Patricia Munoz‐Garrido scite author profile

Background & Aims Polycystic liver diseases (PLDs) are genetic disorders characterized by progressive biliary cystogenesis. Current therapies show short-term and/or modest beneficial effects. Cystic cholangiocytes hyperproliferate as a consequence of diminished intracellular calcium levels ([Ca2+]i). Here, the therapeutic value of ursodeoxycholic acid (UDCA) was investigated. Methods Effect of UDCA was examined in vitro and in polycystic (PCK) rats.

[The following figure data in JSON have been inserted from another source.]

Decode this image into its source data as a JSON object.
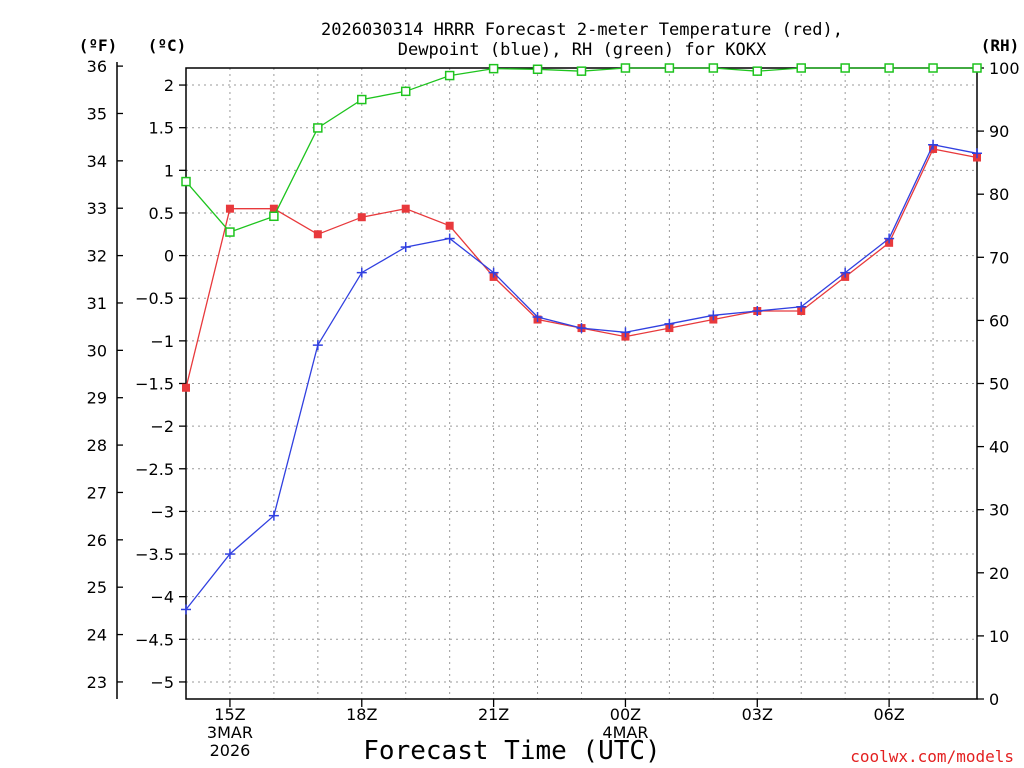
{
  "title": {
    "line1": "2026030314 HRRR Forecast 2-meter Temperature (red),",
    "line2": "Dewpoint (blue), RH (green) for KOKX"
  },
  "axis_units": {
    "fahrenheit": "(ºF)",
    "celsius": "(ºC)",
    "rh": "(RH)"
  },
  "xlabel": "Forecast Time (UTC)",
  "credit": "coolwx.com/models",
  "colors": {
    "temperature": "#e8393c",
    "dewpoint": "#3140e0",
    "rh": "#1ec41e",
    "credit": "#e32020"
  },
  "chart_data": {
    "type": "line",
    "x_unit": "hour (UTC), 2026-03-03 14Z to 2026-03-04 08Z",
    "x": [
      14,
      15,
      16,
      17,
      18,
      19,
      20,
      21,
      22,
      23,
      24,
      25,
      26,
      27,
      28,
      29,
      30,
      31,
      32
    ],
    "xlim": [
      14,
      32
    ],
    "x_ticks": [
      {
        "x": 15,
        "lines": [
          "15Z",
          "3MAR",
          "2026"
        ]
      },
      {
        "x": 18,
        "lines": [
          "18Z"
        ]
      },
      {
        "x": 21,
        "lines": [
          "21Z"
        ]
      },
      {
        "x": 24,
        "lines": [
          "00Z",
          "4MAR"
        ]
      },
      {
        "x": 27,
        "lines": [
          "03Z"
        ]
      },
      {
        "x": 30,
        "lines": [
          "06Z"
        ]
      }
    ],
    "y_celsius": {
      "lim": [
        -5.2,
        2.2
      ],
      "ticks": [
        "2",
        "1.5",
        "1",
        "0.5",
        "0",
        "-0.5",
        "-1",
        "-1.5",
        "-2",
        "-2.5",
        "-3",
        "-3.5",
        "-4",
        "-4.5",
        "-5"
      ]
    },
    "y_fahrenheit": {
      "lim": [
        22.64,
        35.96
      ],
      "ticks": [
        "36",
        "35",
        "34",
        "33",
        "32",
        "31",
        "30",
        "29",
        "28",
        "27",
        "26",
        "25",
        "24",
        "23"
      ]
    },
    "y_rh": {
      "lim": [
        0,
        100
      ],
      "ticks": [
        "100",
        "90",
        "80",
        "70",
        "60",
        "50",
        "40",
        "30",
        "20",
        "10",
        "0"
      ]
    },
    "series": [
      {
        "key": "temperature",
        "axis": "celsius",
        "marker": "filled-square",
        "values": [
          -1.55,
          0.55,
          0.55,
          0.25,
          0.45,
          0.55,
          0.35,
          -0.25,
          -0.75,
          -0.85,
          -0.95,
          -0.85,
          -0.75,
          -0.65,
          -0.65,
          -0.25,
          0.15,
          1.25,
          1.15
        ]
      },
      {
        "key": "dewpoint",
        "axis": "celsius",
        "marker": "plus",
        "values": [
          -4.15,
          -3.5,
          -3.05,
          -1.05,
          -0.2,
          0.1,
          0.2,
          -0.2,
          -0.72,
          -0.85,
          -0.9,
          -0.8,
          -0.7,
          -0.65,
          -0.6,
          -0.2,
          0.2,
          1.3,
          1.2
        ]
      },
      {
        "key": "rh",
        "axis": "rh",
        "marker": "open-square",
        "values": [
          82,
          74,
          76.5,
          90.5,
          95,
          96.3,
          98.8,
          99.9,
          99.8,
          99.5,
          100,
          100,
          100,
          99.5,
          100,
          100,
          100,
          100,
          100
        ]
      }
    ]
  }
}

Hepatic cystogenesis and fibrosis, and the bile acid (BA) content were evaluated in liver, bile, serum and kidneys by HPLC-MS/MS. Results Chronic treatment of PCK rats with UDCA inhibits hepatic cystogenesis and fibrosis, and improves their motor behaviour. As compared to wild-type animals, PCK rats show increased BA concentration ([BA]) in liver, similar hepatic Cyp7a1 mRNA levels, and diminished [BA] in bile. Likewise, [BA] is increased in cystic fluid of PLD patients compared to their matched serum levels. In PCK rats, UDCA decreases the intrahepatic accumulation of cytotoxic BA, normalizes their diminished [BA] in bile, increases the BA secretion in bile and diminishes the increased [BA] in kidneys. In vitro, UDCA inhibits the hyperproliferation of polycystic human cholangiocytes via a PI3K/AKT/MEK/ERK1/2-dependent mechanism without affecting apoptosis. Finally, the presence of glycodeoxycholic acid promotes the proliferation of polycystic human cholangiocytes, which is inhibited by both UDCA and tauro-UDCA. Conclusions UDCA was able to halt the liver disease of a rat model of PLD through inhibiting cystic cholangiocyte hyperproliferation and decreasing the level of cytotoxic BA species in the liver, which suggests the use of UDCA as a potential therapeutic tool for PLD patients.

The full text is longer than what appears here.